登山スクールご卒業おめでとうございます。

 前回のスクール記念誌では、敗退の決断について書かせていただきました。今年は、遭難要因を潰そうと言う事について書きたいと思います。

 時々、山岳遭難の話しを聞くと、悪い条件が色々重なって(なるべくして)遭難してしまったような事が言われている場合があります。
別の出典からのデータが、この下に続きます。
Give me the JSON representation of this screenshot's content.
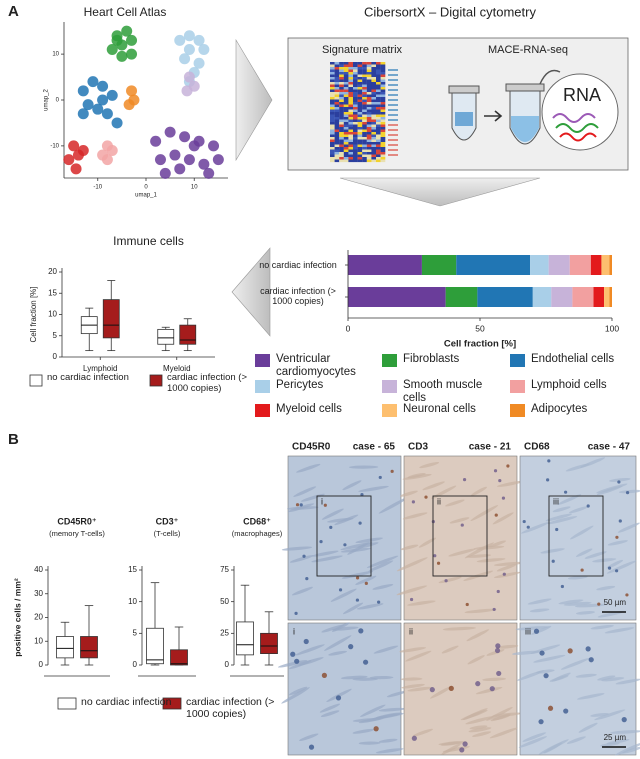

例えば、仕事が忙しくて寝不足気味だった、天候も急に悪化して雨が降り出しスリップしてしまった、ヘッドランプの電池が切れてしまった、残雪で本来の道がわからなかった、明瞭な踏み跡がついていてそれを下ったら別な所へ行ってしまった等々、悪い条件が色々重なったために遭難してしまったと。

 でも、本当にそうでしょうか?水曜飲み会に行かずに残業していれば、金曜は早く帰れてゆっくり寝られたでしょう、電池の替えを常に持っていれば電池切れも起きなかったでしょう、読地図をしっかりしていれば明瞭な踏み跡が付いていても誤ってそちらに行ってしまう事はなかったでしょう、天気の急変は仕方ない事かも知れませんが、普段から雨の中歩く練習をしていれば、スリップしないで上手に歩けたでしょう。

 遭難の要因を潰して、楽しく安全な山登りをしてください。雨が降ったら、雪が降ったら、さぁ、喜んで、奥多摩の山へ行ってみませんか。

注)2004年度むさしの登山スクール卒業生に向けた、和名倉山の住人さんからの一言。